La bonne nouvelle, c'est que ces règles existent : la Charte de l'énergie a été signée par 49 pays eurasiens, dont la Russie, en 1991, et elle est entrée en vigueur en 1998 après que 13 signataires l'ont ratifié. C'est un document juridique d'environ 200 pages.
Le problème, pourtant, c'est qu'aucun des grands fournisseurs de l'Europe, ni la Russie, ni la Norvège, n'a ratifié la Charte. Les Etats-Unis et le Canada ont participé aux négociations en 1991, mais n'ont pas signé non plus. Ainsi, bien que la Charte soit entrée en vigueur, elle n'apporte pas de réponse pertinente aux questions qui se posent aujourd'hui. A chaque sommet Russie-Union Européenne, les chefs d'Etat européens conseillent à la Russie de ratifier la Charte, ce qu'elle ne va clairement pas faire.
La fourniture d'énergie est un sujet trop important aujourd'hui pour ne pas être régulée par des accords internationaux multilatéraux. Il faut donc réviser la Charte pour qu'elle ne se plie pas seulement aux vœux des consommateurs, mais aussi à ceux des fournisseurs d'énergie. Sans quoi elle n'aura aucun sens.
Les objections de la Norvège, des Etats-Unis et du Canada sont toutes de nature juridique. La Norvège n'accepte pas d'arbitrage international sur le territoire norvégien, alors que la Charte le prescrit. Tant les Etats-Unis que le Canada considèrent que la Charte excède les pouvoirs du gouvernement fédéral par rapport aux Etats. Ces questions juridiques doivent être affrontés franchement et résolus. Aucun de ces pays n'a de problème avec le contenu réel de la Charte.
Les objections de la Russie sont d'une nature complètement différente. Elles sont nombreuses et concernent le même sujet. Le plus grand obstacle, ici, concerne l'accès d'un tiers aux pipelines et les règles de transit. La Russie n'est pas prête non plus à respecter toutes les règles pour l'investissement et la taxation. Sur un bon nombre de points, la Russie se situe donc assez loin des autres pays.
Il ne suffit plus aujourd'hui de remarquer l'existence de ces différences ou de demander contre toute raison à la Russie de ratifier la Charte. Aux ministres des Finances du G-8 qui se rencontraient à Moscou en février, le ministre français Thierry Breton a eu raison de proposer que la Charte soit révisée pour être acceptable par tous les pays impliqués.
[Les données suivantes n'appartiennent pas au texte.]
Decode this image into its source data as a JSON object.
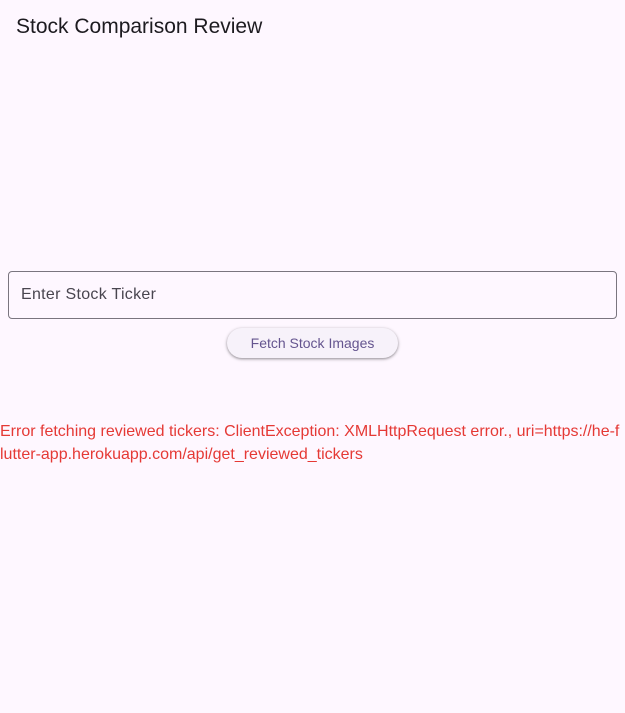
{
  "app_bar": {
    "title": "Stock Comparison Review"
  },
  "ticker_input": {
    "value": "",
    "placeholder": "Enter Stock Ticker"
  },
  "fetch_button": {
    "label": "Fetch Stock Images"
  },
  "error": {
    "message": "Error fetching reviewed tickers: ClientException: XMLHttpRequest error., uri=https://he-flutter-app.herokuapp.com/api/get_reviewed_tickers"
  },
  "colors": {
    "background": "#fef7ff",
    "error": "#e53935",
    "button_text": "#65558f",
    "outline": "#7a757f"
  }
}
Dans un discours tenu à Moscou le 20 mars, le sherpa de la Russie, Igor Shuvalov, est convenu que la Russie souhaite une révision de la Charte.
Un accord russe-européen semble donc s'être fait sur trois points : la Charte est nécessaire, il faut au préalable la réviser afin qu'elle soit acceptable par toutes les parties, ce devrait être l'objectif du prochain G-8.
L'Europe ne peut pas continuer à augmenter ses achats d'énergie en Russie sans un cadre communément accepté pour le commerce et le transport d'énergie. Pour l'Europe, la question majeure est l'accès libre aux pipelines russes, avec naturellement des compensations commerciales raisonnables et la sûreté des livraisons.
Naturellement, une confiance réciproque est aussi dans l'intérêt de la Russie, parce que si les 25 ne la considèrent pas comme un fournisseur sûr, l'Europe se mobilisera pour utiliser des sources d'énergie alternatives. Pour le gaz naturel, le gaz liquéfié peut remplacer les livraisons par pipeline. Le charbon et l'énergie nucléaire peuvent être encouragés, tout comme les économies d'énergie d'énergie et les énergies alternatives.
Il serait souhaitable de faire ratifier la Charte par les Etats-Unis et le Canada, parce qu'il y a dans ces pays beaucoup de grandes entreprises qui font de gros investissements à l'étranger, et que les problèmes qui s'opposent à la ratification ne sont que d'ordre juridique.
Il y a donc toutes les raisons pour le le prochain G-8, qui se tiendra à Saint-Pétersbourg du 15 au 17 juillet, ne soit pas seulement consacré à la sécurité énergétique, mais aussi à la révision de la Charte. C'est le plus grand apport qu'on puisse attendre de ce sommet.